Harp Care Do's
* Do tune regularly so that your harp gets used to being in tune
* Do hydrate your harp by setting a bowl of water near it, especially in dry weather
* Do polish it once a quarter or so with furniture oil (wood finishes only - check the harp manufacturer's recommendation first)
* Do check your strings regularly to make sure they are not corroding, fraying or wearing thin in places.
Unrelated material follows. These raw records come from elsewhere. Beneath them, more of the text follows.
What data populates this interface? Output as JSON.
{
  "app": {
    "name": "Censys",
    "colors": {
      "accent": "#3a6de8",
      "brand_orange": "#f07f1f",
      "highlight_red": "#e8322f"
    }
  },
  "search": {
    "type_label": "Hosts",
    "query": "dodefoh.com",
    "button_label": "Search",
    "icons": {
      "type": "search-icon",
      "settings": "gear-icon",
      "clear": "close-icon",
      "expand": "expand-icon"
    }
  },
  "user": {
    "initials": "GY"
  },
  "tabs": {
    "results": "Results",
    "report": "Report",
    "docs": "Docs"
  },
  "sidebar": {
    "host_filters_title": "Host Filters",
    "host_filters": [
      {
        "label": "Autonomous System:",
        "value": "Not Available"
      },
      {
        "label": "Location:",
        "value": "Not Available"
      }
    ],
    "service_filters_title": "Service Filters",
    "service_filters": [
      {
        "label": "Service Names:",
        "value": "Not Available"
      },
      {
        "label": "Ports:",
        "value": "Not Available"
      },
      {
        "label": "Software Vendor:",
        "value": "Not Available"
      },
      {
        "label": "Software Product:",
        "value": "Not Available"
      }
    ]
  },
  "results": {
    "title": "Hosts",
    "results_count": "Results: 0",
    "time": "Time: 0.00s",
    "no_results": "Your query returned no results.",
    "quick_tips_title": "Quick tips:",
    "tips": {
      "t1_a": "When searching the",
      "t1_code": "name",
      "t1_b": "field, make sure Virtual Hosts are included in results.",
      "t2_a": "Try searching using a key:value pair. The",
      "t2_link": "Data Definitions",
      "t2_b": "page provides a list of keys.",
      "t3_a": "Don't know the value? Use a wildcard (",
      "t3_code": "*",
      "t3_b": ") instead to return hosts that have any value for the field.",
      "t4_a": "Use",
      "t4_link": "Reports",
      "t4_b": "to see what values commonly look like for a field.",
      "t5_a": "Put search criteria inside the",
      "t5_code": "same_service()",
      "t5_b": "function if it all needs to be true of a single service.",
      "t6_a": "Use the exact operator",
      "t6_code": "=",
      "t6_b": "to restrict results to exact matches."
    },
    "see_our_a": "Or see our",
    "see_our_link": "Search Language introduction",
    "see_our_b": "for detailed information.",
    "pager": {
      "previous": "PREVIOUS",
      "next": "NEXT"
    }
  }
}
* Do use the strings recommended by the harp's manufacturer
* Do check your harp periodically for loose screws, loose joints, cracks or other minor problems. Catch them early before they turn into major problems.
Harp Care Don'ts
* Don't use strings that are not recommended by your harp's manufacturer - at the least, this may void your warranty and at the worst, you can warp your harp by using heavier or lighter strings than were intended for your harp
* Don't set your harp near a heat vent, window, front door or any other area that rapidly changes temperatures
* Don't store your harp in a very cold or very hot room
* Don't store your harp outside in a garage, barn, porch, or any other place that is not temperature/humidity-controlled
* Don't store your harp in an area where it's likely to be knocked over - harps are more fragile than they look
Troubleshooting Your Harp
* What do I do if my string is "slipping?" (i.e. the tuning pin keeps loosening, making the string go flat)
Try hydrating and polishing your harp (see above). The wood may have dried out and thus not be gripping the tuning pin tightly enough. If that doesn't work, try using violin peg drops. Just a few drops around the base of the pin will often help the wood grip the pin more tightly (be sure to wipe any excess fluid away after applying). Another idea that can help is to use a hammer to LIGHTLY tap the tuning pin further into the harp's wood. Do this on the TUNING side, not the string side.
* What do I do if my lever doesn't seem to be sharping truly? (i.e. it's a little too sharp or too flat)
Most levers are mounted on the harp with a screw that goes through a slot (not a round hole) in the lever. You can loosen the lever and slide it up or down in the slot until it sharps truly again. This is called "regulating." (Note: Pedal harpists should always leave regulating to the professionals. This tip is only for lever harpists.)
* What do I do if something on my harp is buzzing or ringing and I can't figure out what is causing the problem?
Try tightening everything on your harp that screws in. All of your levers can be tightened, the harp's feet can be tightened and there may be other things that can be tightened as well. Check for string ends that may be vibrating against the tuning pin. If this doesn't work, try hydrating and polishing your harp (see above). If all of this still doesn't work, give your harp a week or two to settle down and then contact a harp service person.
So You Want To Buy A Harp
Harps range in price from a few hundred dollars to thousands of dollars. Designs vary as harp makers use different woods, different lever or pedal mechanisms, different strings and different finishes. Before you decide which harp is right for you, here are some things to consider.
Pedal vs Lever Harp
The strings on a harp correspond to the white keys on a piano. In order to get "black keys" (i.e. sharps and flats) you must shorten or lengthen the strings. There are two types of harp mechanisms that do this: pedals and levers.
Pedals are mounted at the base of the harp and each pedal manages one set of notes. There is a pedal for all the A's, one for all the B's, one for all the C's, etc. The pedal mechanism runs from the pedals up through the harp's column and into the harp's bridge where the strings are tuned. Pedal mechanisms are very complex, thus making pedal harps more expensive and heavier than lever harps.
Levers are mounted at the top of each string. When you raise the lever, it engages the string and shortens it, thus sharpening the note. Some harps have levers only on certain notes (all the C's, all the F's, etc.) and some have a full set of levers - one for every string. Lever harps are typically less expensive than pedal harps, but they are not quite as flexible since there is no lever system for flattening notes, only sharpening notes. You can, however, manually tune down the strings you want to flatten.
If you are a beginner on the harp and don't want to make a large investment, a lever harp may be a good way to start. If you are looking for an easily transportable instrument with which to enjoy the flexibility of folk music, the lever harp is the way to go. On the other hand, if you are interested in seriously pursuing orchestral harp or a career in classical music, a pedal harp may be a much better choice.
If you're just not sure what you want to do, start with a lever harp and you can easily sell it and buy a pedal harp if you decide later you'd like to go that route.
Some Harp Names To Get You Started
There are literally thousands of harp makers out there, so be sure to shop around. These are simply some of the most well-known, big names in the harp world.
Mid-East Manufacturing - These folks carry the least expensive entry-level harp out there. If you pursue harp past beginner level, you will probably end up upgrading. But these harps are a great way to get your feet wet in harp playing without investing tons of money upfront. Start with something that is around 26-29 strings - 36 strings is even better.